Conspicuously absent from the exchange were some cold hard facts. For instance, District 16 has the lowest College and Career Readiness scores in the entire City, according to the Schott Foundation. In two of the district’s four high schools with graduating classes in 2012, merely five percent of the graduates were considered college and career ready over a four year period. For Boys and Girls, the biggest high school in the district, the figure was three percent. In the fourth high school, 0.0% met the mark.
Meanwhile, at a meeting held on Wednesday, November 28th, one in which Chancellor Walcott was scheduled to preside over a town hall-style discussion with the entire District 16 community (he ended up being a no-show), only about 100 people attended, roughly one third of the crowd who attended the Boys and Girls meeting a week later. And although both events were big on emotion, speeches and theater, no one attempted to walk parents or DOE officials through a plan on how either Boys or Girls stakeholders or District 16 schools in general were going to reverse these abysmal “achievement” results. The closest thing was a one page handout diagramming Boys and Girls’ support programs (the diagram is a graphic outline of a more in-depth plan developed by the Boys and Girls’ administration).
Ms. Dunn harbors no illusions about the complexity and gravity of the problems at Boys and Girls. She also is the first to admit that while it’s one thing to turn out hundreds of parents when a school is facing impending doom, it’s quite another thing to get parents, particularly at a high school level, to participate regularly in PTA meetings and in the running of the school.
“Trying to get parents involved is difficult,” Dunn lamented, saying that in a school of about 1500 students, 25 parents, on average, have been coming out to PTA meetings this year. “Parents are out there struggling, working two and three jobs. When your child is not doing well, some parents think that the school is supposed to fix everything.”
Picking Sides
But Dunn’s own personal experiences belie the school’s image as a warehouse for struggling students.And as an unabashed advocate for Bernard Gassaway, she’s a countervailing force to former and present B&G teachers who regularly attack Gassaway in the blogsphere and blame him for the school’s failures. These indictments from teachers are mostly in response to Gassaway’s very public and explicit campaign to drive what he considers to be bad teachers from the school.
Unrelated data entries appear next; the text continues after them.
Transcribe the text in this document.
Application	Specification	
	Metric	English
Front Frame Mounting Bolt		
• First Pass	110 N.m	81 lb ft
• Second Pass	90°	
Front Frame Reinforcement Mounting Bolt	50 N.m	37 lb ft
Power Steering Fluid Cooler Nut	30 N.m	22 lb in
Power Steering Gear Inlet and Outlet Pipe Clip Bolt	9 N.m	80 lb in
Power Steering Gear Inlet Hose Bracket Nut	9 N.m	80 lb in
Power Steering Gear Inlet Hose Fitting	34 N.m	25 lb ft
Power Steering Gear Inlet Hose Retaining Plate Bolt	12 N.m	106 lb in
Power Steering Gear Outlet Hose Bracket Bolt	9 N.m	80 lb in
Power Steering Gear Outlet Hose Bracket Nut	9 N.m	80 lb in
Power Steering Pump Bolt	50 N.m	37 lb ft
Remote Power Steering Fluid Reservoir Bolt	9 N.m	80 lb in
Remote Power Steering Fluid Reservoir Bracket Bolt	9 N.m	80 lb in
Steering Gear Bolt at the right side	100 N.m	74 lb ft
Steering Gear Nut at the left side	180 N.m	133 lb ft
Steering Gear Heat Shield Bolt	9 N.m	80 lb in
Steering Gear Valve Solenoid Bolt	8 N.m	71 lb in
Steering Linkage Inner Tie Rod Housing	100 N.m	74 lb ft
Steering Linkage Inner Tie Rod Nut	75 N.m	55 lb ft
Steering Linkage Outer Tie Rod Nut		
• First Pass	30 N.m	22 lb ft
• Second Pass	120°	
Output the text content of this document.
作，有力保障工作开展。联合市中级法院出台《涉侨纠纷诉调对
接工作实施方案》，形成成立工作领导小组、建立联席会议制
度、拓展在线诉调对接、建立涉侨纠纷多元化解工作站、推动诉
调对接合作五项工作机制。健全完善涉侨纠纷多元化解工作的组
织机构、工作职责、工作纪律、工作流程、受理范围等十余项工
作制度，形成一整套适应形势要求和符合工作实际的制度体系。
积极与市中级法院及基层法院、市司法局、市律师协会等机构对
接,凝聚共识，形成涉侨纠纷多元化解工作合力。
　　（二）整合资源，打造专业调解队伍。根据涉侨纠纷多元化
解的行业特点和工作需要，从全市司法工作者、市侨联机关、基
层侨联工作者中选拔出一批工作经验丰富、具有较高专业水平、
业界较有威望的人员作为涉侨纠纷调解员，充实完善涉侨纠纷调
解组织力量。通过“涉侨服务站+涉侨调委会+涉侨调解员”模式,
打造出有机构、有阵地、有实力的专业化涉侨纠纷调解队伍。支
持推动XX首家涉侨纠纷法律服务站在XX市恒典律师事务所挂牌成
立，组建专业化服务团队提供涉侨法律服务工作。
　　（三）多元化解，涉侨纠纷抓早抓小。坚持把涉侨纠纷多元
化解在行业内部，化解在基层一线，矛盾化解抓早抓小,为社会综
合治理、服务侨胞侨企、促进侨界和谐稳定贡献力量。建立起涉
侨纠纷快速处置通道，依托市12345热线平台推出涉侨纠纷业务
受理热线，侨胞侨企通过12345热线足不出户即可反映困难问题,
For instance, Dunn describes her son, a sophomore at Boys and Girls, as having excelled in several gifted programs in lower and middle school before entering Boys and Girls as an A+ student. When he approached her about attending Boys and Girls, mostly because of its strong basketball program, Dunn was initially adamantly against it, she says, because she read that it was a school in distress. It was only after talking to Gassaway for “two hours in one meeting, and an hour and a half in other” did she allow her son to attend.
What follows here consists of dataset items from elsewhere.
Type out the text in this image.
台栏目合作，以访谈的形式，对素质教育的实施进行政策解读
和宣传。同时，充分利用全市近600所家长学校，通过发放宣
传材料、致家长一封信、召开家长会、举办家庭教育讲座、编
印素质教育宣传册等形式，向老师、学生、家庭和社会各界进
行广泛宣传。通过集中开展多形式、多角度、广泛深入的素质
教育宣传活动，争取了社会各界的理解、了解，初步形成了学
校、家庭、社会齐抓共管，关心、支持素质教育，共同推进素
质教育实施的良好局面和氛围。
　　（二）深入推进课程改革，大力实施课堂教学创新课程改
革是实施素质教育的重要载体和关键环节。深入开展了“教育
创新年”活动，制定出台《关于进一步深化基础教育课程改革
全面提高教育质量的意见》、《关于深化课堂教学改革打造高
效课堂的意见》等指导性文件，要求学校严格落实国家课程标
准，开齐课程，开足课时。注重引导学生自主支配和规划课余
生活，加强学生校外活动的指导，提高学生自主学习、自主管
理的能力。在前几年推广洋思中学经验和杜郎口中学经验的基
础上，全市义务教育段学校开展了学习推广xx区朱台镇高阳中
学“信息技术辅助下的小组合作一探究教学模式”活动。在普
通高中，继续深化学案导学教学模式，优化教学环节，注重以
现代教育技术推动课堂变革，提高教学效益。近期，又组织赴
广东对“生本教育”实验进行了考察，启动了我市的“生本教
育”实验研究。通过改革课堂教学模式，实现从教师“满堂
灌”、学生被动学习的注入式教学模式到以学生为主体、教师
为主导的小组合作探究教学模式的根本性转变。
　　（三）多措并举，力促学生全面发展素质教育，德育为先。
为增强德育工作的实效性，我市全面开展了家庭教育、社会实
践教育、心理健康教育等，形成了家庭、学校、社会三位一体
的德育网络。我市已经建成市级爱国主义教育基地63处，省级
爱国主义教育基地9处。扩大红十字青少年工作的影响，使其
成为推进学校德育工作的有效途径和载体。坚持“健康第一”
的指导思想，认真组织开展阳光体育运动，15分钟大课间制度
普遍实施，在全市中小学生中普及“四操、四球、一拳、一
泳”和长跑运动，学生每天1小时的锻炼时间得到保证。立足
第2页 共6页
Since then, Dunn says, Gassaway has been the PTA’s biggest advocate and gives her team all the support they could hope for. And she talks proudly of her son’s participation in a program at Long Island University where he and other students are receiving intense academic support and test prep designed to make them very ready for college.
Dunn, who is acutely aware of the war between Gassaway and Boys and Girls’ disenchanted teachers, pledges her support for Gassaway, but is unwilling at this point to cast blame on the teachers. She reserves the right to form her own opinion.